I have a vacation coming up shortly, even though in all likelihood the blog will continue to trundle along aimlessly while I'm gone. I am going to be far away from my usual haunts, though; and in an area completely new to me. Which means I'll be hitting some new comic shops! I should put together a list of anything I'm seriously looking for; but c'mon, I really just want a big messy pile of random quarterbooks. Like today's book! From 1990, 666 #1, featuring stories by Peter Milligan, Tom Tully, David Anderson, and more; and art by Massimo Belardinelli, Eduardo Vano, and Chris Weston.
The full title for this reprint book was 666: the Mark of the Beast; that and the covers make it sound a lot more hardcore than it actually was. In fact, there was an ad for it on the back of the same issue, so the Fastner and Larson cover art is on both sides; with the ad's breathless copy: "The science of horror is exquisite in its precision, relentless in its application, and ulimately deadly in its execution!" Whoa, ease up there.
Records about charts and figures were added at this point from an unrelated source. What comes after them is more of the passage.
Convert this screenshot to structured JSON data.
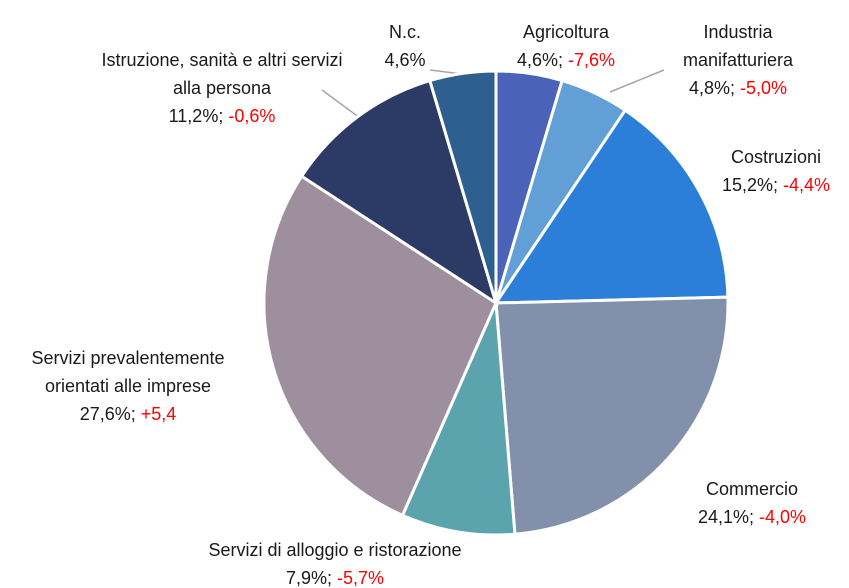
{
  "chart_data": {
    "type": "pie",
    "categories": [
      "Agricoltura",
      "Industria manifatturiera",
      "Costruzioni",
      "Commercio",
      "Servizi di alloggio e ristorazione",
      "Servizi prevalentemente orientati alle imprese",
      "Istruzione, sanità e altri servizi alla persona",
      "N.c."
    ],
    "values": [
      4.6,
      4.8,
      15.2,
      24.1,
      7.9,
      27.6,
      11.2,
      4.6
    ],
    "value_labels": [
      "4,6%;",
      "4,8%;",
      "15,2%;",
      "24,1%;",
      "7,9%;",
      "27,6%;",
      "11,2%;",
      "4,6%"
    ],
    "changes": [
      -7.6,
      -5.0,
      -4.4,
      -4.0,
      -5.7,
      5.4,
      -0.6,
      null
    ],
    "change_labels": [
      "-7,6%",
      "-5,0%",
      "-4,4%",
      "-4,0%",
      "-5,7%",
      "+5,4",
      "-0,6%",
      null
    ],
    "colors": [
      "#4a62b8",
      "#619fd6",
      "#2b7fd9",
      "#8290ab",
      "#5ba3ad",
      "#9e8f9f",
      "#2c3b66",
      "#2d5f8f"
    ],
    "change_color": "#ff0000"
  }
}
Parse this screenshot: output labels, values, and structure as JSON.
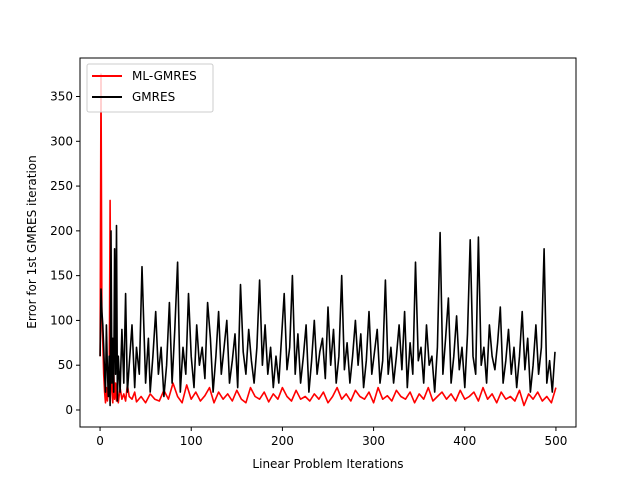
{
  "chart_data": {
    "type": "line",
    "title": "",
    "xlabel": "Linear Problem Iterations",
    "ylabel": "Error for 1st GMRES iteration",
    "xlim": [
      -22,
      522
    ],
    "ylim": [
      -19,
      393
    ],
    "xticks": [
      "0",
      "100",
      "200",
      "300",
      "400",
      "500"
    ],
    "yticks": [
      "0",
      "50",
      "100",
      "150",
      "200",
      "250",
      "300",
      "350"
    ],
    "grid": false,
    "legend": {
      "placement": "top-left",
      "entries": [
        "ML-GMRES",
        "GMRES"
      ]
    },
    "series": [
      {
        "name": "ML-GMRES",
        "color": "#ff0000",
        "x": [
          0,
          1,
          2,
          3,
          4,
          5,
          6,
          7,
          8,
          9,
          10,
          11,
          12,
          13,
          14,
          15,
          16,
          17,
          18,
          19,
          20,
          22,
          24,
          26,
          28,
          30,
          32,
          35,
          38,
          40,
          45,
          50,
          55,
          60,
          65,
          70,
          75,
          80,
          85,
          90,
          95,
          100,
          105,
          110,
          115,
          120,
          125,
          130,
          135,
          140,
          145,
          150,
          155,
          160,
          165,
          170,
          175,
          180,
          185,
          190,
          195,
          200,
          205,
          210,
          215,
          220,
          225,
          230,
          235,
          240,
          245,
          250,
          255,
          260,
          265,
          270,
          275,
          280,
          285,
          290,
          295,
          300,
          305,
          310,
          315,
          320,
          325,
          330,
          335,
          340,
          345,
          350,
          355,
          360,
          365,
          370,
          375,
          380,
          385,
          390,
          395,
          400,
          405,
          410,
          415,
          420,
          425,
          430,
          435,
          440,
          445,
          450,
          455,
          460,
          465,
          470,
          475,
          480,
          485,
          490,
          495,
          500
        ],
        "values": [
          60,
          375,
          100,
          75,
          40,
          20,
          8,
          25,
          10,
          30,
          15,
          234,
          60,
          20,
          8,
          45,
          12,
          30,
          10,
          18,
          8,
          25,
          12,
          18,
          10,
          28,
          15,
          12,
          20,
          9,
          15,
          8,
          18,
          12,
          10,
          22,
          12,
          30,
          15,
          8,
          28,
          12,
          20,
          10,
          16,
          25,
          8,
          20,
          12,
          18,
          10,
          22,
          12,
          8,
          25,
          15,
          12,
          20,
          9,
          18,
          12,
          25,
          15,
          10,
          22,
          12,
          15,
          10,
          18,
          12,
          20,
          8,
          15,
          25,
          12,
          18,
          10,
          22,
          15,
          12,
          20,
          8,
          25,
          12,
          16,
          10,
          22,
          15,
          12,
          20,
          8,
          18,
          12,
          25,
          10,
          15,
          20,
          12,
          18,
          10,
          22,
          12,
          15,
          20,
          10,
          25,
          12,
          18,
          8,
          20,
          12,
          15,
          10,
          22,
          5,
          18,
          12,
          20,
          10,
          15,
          8,
          25
        ]
      },
      {
        "name": "GMRES",
        "color": "#000000",
        "x": [
          0,
          1,
          2,
          3,
          4,
          5,
          6,
          7,
          8,
          9,
          10,
          11,
          12,
          13,
          14,
          15,
          16,
          17,
          18,
          19,
          20,
          22,
          24,
          26,
          28,
          30,
          32,
          35,
          38,
          40,
          43,
          46,
          50,
          53,
          55,
          58,
          61,
          64,
          67,
          70,
          73,
          76,
          79,
          82,
          85,
          88,
          91,
          94,
          97,
          100,
          103,
          106,
          109,
          112,
          115,
          118,
          121,
          124,
          127,
          130,
          133,
          136,
          139,
          142,
          145,
          148,
          151,
          154,
          157,
          160,
          163,
          166,
          169,
          172,
          175,
          178,
          181,
          184,
          187,
          190,
          193,
          196,
          199,
          202,
          205,
          208,
          211,
          214,
          217,
          220,
          223,
          226,
          229,
          232,
          235,
          238,
          241,
          244,
          247,
          250,
          253,
          256,
          259,
          262,
          265,
          268,
          271,
          274,
          277,
          280,
          283,
          286,
          289,
          292,
          295,
          298,
          301,
          304,
          307,
          310,
          313,
          316,
          319,
          322,
          325,
          328,
          331,
          334,
          337,
          340,
          343,
          346,
          349,
          352,
          355,
          358,
          361,
          364,
          367,
          370,
          373,
          376,
          379,
          382,
          385,
          388,
          391,
          394,
          397,
          400,
          403,
          406,
          409,
          412,
          415,
          418,
          421,
          424,
          427,
          430,
          433,
          436,
          439,
          442,
          445,
          448,
          451,
          454,
          457,
          460,
          463,
          466,
          469,
          472,
          475,
          478,
          481,
          484,
          487,
          490,
          493,
          496,
          499
        ],
        "values": [
          60,
          135,
          110,
          95,
          70,
          40,
          20,
          95,
          45,
          15,
          60,
          5,
          200,
          30,
          80,
          20,
          180,
          40,
          206,
          10,
          60,
          20,
          90,
          30,
          130,
          20,
          50,
          95,
          25,
          70,
          40,
          160,
          30,
          80,
          20,
          60,
          110,
          40,
          70,
          15,
          50,
          120,
          30,
          90,
          165,
          20,
          70,
          40,
          130,
          60,
          25,
          95,
          50,
          70,
          35,
          120,
          80,
          20,
          60,
          110,
          40,
          70,
          100,
          30,
          55,
          85,
          25,
          140,
          65,
          40,
          90,
          55,
          30,
          70,
          145,
          50,
          95,
          40,
          70,
          25,
          60,
          30,
          80,
          130,
          45,
          70,
          150,
          40,
          85,
          30,
          60,
          95,
          20,
          55,
          100,
          40,
          65,
          80,
          35,
          115,
          50,
          90,
          30,
          60,
          150,
          45,
          75,
          30,
          60,
          100,
          50,
          85,
          25,
          55,
          110,
          40,
          65,
          90,
          30,
          55,
          145,
          40,
          70,
          30,
          60,
          95,
          45,
          110,
          25,
          75,
          40,
          165,
          55,
          70,
          30,
          95,
          50,
          60,
          20,
          70,
          198,
          40,
          80,
          125,
          30,
          60,
          105,
          45,
          70,
          25,
          85,
          190,
          60,
          40,
          193,
          50,
          70,
          30,
          95,
          60,
          45,
          75,
          115,
          30,
          55,
          90,
          40,
          70,
          25,
          60,
          110,
          45,
          80,
          20,
          50,
          95,
          40,
          70,
          180,
          30,
          55,
          20,
          65
        ]
      }
    ]
  }
}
These were British imports like Judge Dredd or Rogue Trooper, but from pretty far down the roster: oddball Peter Milligan strip "the Dead," in which an immortal man has to die to find out why demons are appearing; and early Tornado serial "The Mind of Wolfie Smith," a hard-luck psychic boy's adventures, last seen in 1981. The rest of this issue is filled out with a couple tame horror shorts.
Nowhere near the strongest of Fleetway/Quality's reprints, but I'd still grab a pile if I found them cheap. #4 has a Simon Furman/Steve Dillon werewolf story, and another Peter Milligan strip, "Freaks," starts in #7.